When Microsoft stopped selling its facial recognition technology to police, the company's president, Brad Smith, said that it had a responsibility to protect human rights. But in emails released on Wednesday, Microsoft didn't mention any human rights concerns or racial bias issues as it tried selling facial recognition tech to the US government.
Emails obtained by the American Civil Liberties Union showed that Microsoft had been in talks with the Drug Enforcement Agency from September 2017 to December 2018, in attempts to sell its artificial intelligence tools including facial recognition and voice recognition.
The released emails come a week after Microsoft announced that it wouldn't be selling facial recognition to police departments until there was a "strong national law grounded in human rights." Microsoft didn't clarify whether that moratorium extended to federal agencies.
Microsoft didn't respond to a request for comment.
"It is bad enough that Microsoft tried to sell a dangerous technology to a law enforcement agency tasked with spearheading the racist drug war, but it gets worse," said Nathan Freed Wessler, a senior staff attorney with the ACLU's Speech, Privacy, and Technology Project. "Even after belatedly promising not to sell face surveillance tech to police last week, Microsoft has refused to say whether it would sell the technology to federal agencies like the DEA."
The emails, obtained by a lawsuit from the ACLU and the ACLU of Massachusetts, showed conversations between the DEA and Microsoft executives, who had multiple demonstrations and workshops on how facial recognition could benefit the agency's investigations.
"We are gathering requirements for AI services that could be leveraged for transcription, language translation, face recognition, and others.
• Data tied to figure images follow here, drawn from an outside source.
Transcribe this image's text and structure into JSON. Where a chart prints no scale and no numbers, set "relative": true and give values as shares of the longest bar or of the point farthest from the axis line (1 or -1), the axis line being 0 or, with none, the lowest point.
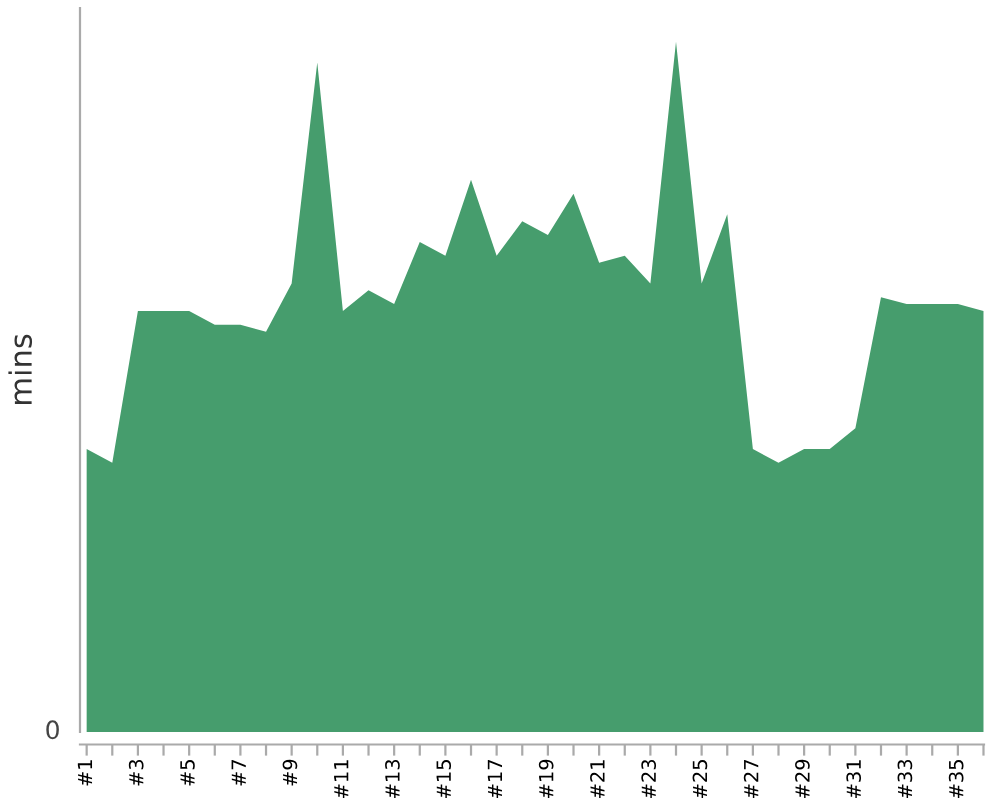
{
  "chart_data": {
    "type": "area",
    "ylabel": "mins",
    "relative": true,
    "color": "#469d6d",
    "annotations": [
      "0"
    ],
    "categories": [
      "#1",
      null,
      "#3",
      null,
      "#5",
      null,
      "#7",
      null,
      "#9",
      null,
      "#11",
      null,
      "#13",
      null,
      "#15",
      null,
      "#17",
      null,
      "#19",
      null,
      "#21",
      null,
      "#23",
      null,
      "#25",
      null,
      "#27",
      null,
      "#29",
      null,
      "#31",
      null,
      "#33",
      null,
      "#35",
      null
    ],
    "values": [
      0.41,
      0.39,
      0.61,
      0.61,
      0.61,
      0.59,
      0.59,
      0.58,
      0.65,
      0.97,
      0.61,
      0.64,
      0.62,
      0.71,
      0.69,
      0.8,
      0.69,
      0.74,
      0.72,
      0.78,
      0.68,
      0.69,
      0.65,
      1.0,
      0.65,
      0.75,
      0.41,
      0.39,
      0.41,
      0.41,
      0.44,
      0.63,
      0.62,
      0.62,
      0.62,
      0.61
    ]
  }
}
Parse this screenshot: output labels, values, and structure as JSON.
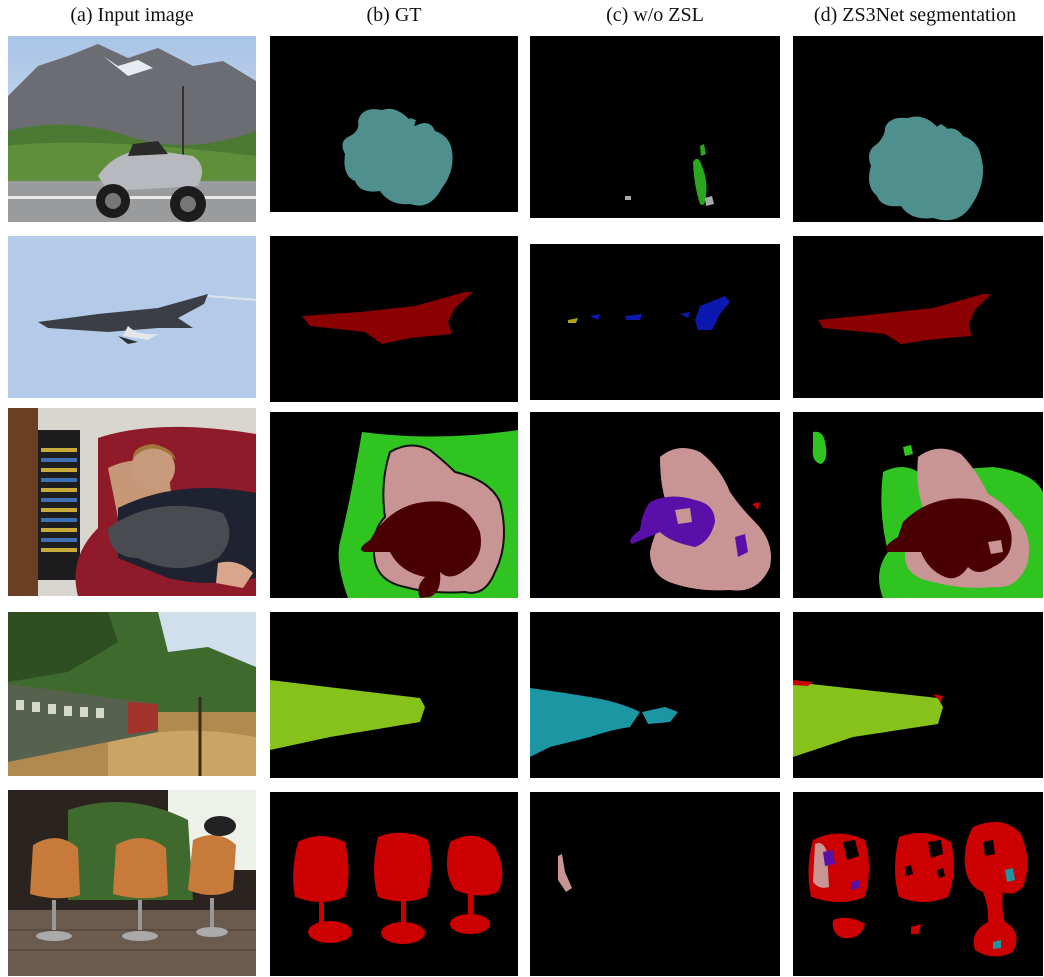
{
  "headers": [
    "(a) Input image",
    "(b) GT",
    "(c) w/o ZSL",
    "(d) ZS3Net segmentation"
  ],
  "colors": {
    "motorbike": "#4f8f8d",
    "aeroplane": "#8b0000",
    "person": "#c89494",
    "sofa": "#2fc41f",
    "cat": "#4a0000",
    "train": "#86c21a",
    "chair": "#cc0000",
    "predicted_bus": "#1d96a3",
    "predicted_bird": "#0c18b0",
    "predicted_dog": "#5a0fa8",
    "predicted_plant": "#2aa61f",
    "background": "#000000"
  },
  "rows": [
    {
      "scene": "motorbike-mountain"
    },
    {
      "scene": "jet-sky"
    },
    {
      "scene": "person-cat-sofa"
    },
    {
      "scene": "train-forest"
    },
    {
      "scene": "chairs-patio"
    }
  ]
}
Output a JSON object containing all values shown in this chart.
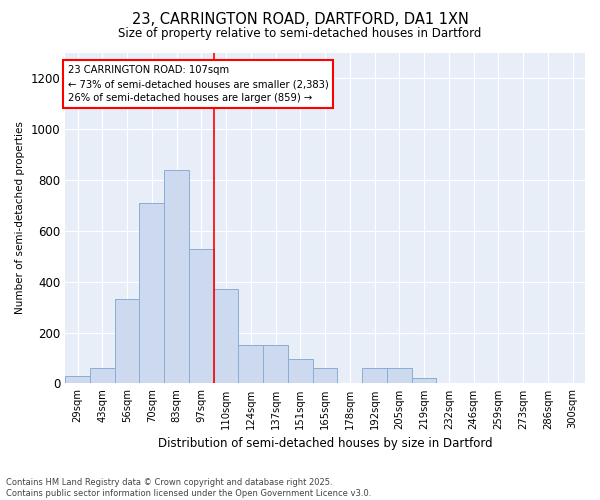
{
  "title": "23, CARRINGTON ROAD, DARTFORD, DA1 1XN",
  "subtitle": "Size of property relative to semi-detached houses in Dartford",
  "xlabel": "Distribution of semi-detached houses by size in Dartford",
  "ylabel": "Number of semi-detached properties",
  "categories": [
    "29sqm",
    "43sqm",
    "56sqm",
    "70sqm",
    "83sqm",
    "97sqm",
    "110sqm",
    "124sqm",
    "137sqm",
    "151sqm",
    "165sqm",
    "178sqm",
    "192sqm",
    "205sqm",
    "219sqm",
    "232sqm",
    "246sqm",
    "259sqm",
    "273sqm",
    "286sqm",
    "300sqm"
  ],
  "values": [
    30,
    60,
    330,
    710,
    840,
    530,
    370,
    150,
    150,
    95,
    60,
    0,
    60,
    60,
    20,
    0,
    0,
    0,
    0,
    0,
    0
  ],
  "bar_color": "#ccd9ee",
  "bar_edge_color": "#8aadd4",
  "highlight_index": 6,
  "annotation_text_line1": "23 CARRINGTON ROAD: 107sqm",
  "annotation_text_line2": "← 73% of semi-detached houses are smaller (2,383)",
  "annotation_text_line3": "26% of semi-detached houses are larger (859) →",
  "ylim": [
    0,
    1300
  ],
  "yticks": [
    0,
    200,
    400,
    600,
    800,
    1000,
    1200
  ],
  "bg_color": "#e8eef8",
  "footer_line1": "Contains HM Land Registry data © Crown copyright and database right 2025.",
  "footer_line2": "Contains public sector information licensed under the Open Government Licence v3.0."
}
We are planning to extend our cloud environment to include AI services from Microsoft Azure Government (MAG) cloud," a senior Microsoft employee wrote in an email to the DEA in November 2018.
In these emails, Microsoft marketed tools like its Faces API, which researchers from the MIT Media Lab discovered had racial and gender bias and was more likely to misidentify people of color. The tech giant also showed off its voice recognition tools, with emails claiming that the technology could analyze sentiments in the recordings.
The DEA didn't respond to a request for comment.
The emails indicated that the DEA backed off from purchasing facial recognition from Microsoft, pointing to public scrutiny and concerns around privacy from the Government Accountability Office's report on how the FBI used the technology.
Congress has also raised concerns about how the Justice Department has used facial recognition, pointing out that the FBI hasn't met recommendations on accuracy, transparency and privacy.
The DEA's surveillance capabilities are concerning for the ACLU considering the blanket authority the agency has been granted to spy on protesters. A BuzzFeed News report on June 2 found that the Justice Department gave the DEA permission to surveil protesters after the May 25 death of George Floyd.
"This is troubling given the U.S. Drug Enforcement Administration's record, but it's even more disturbing now that Attorney General Bill Barr has reportedly expanded this very agency's surveillance authorities, which could be abused to spy on people protesting police brutality," Wessler said.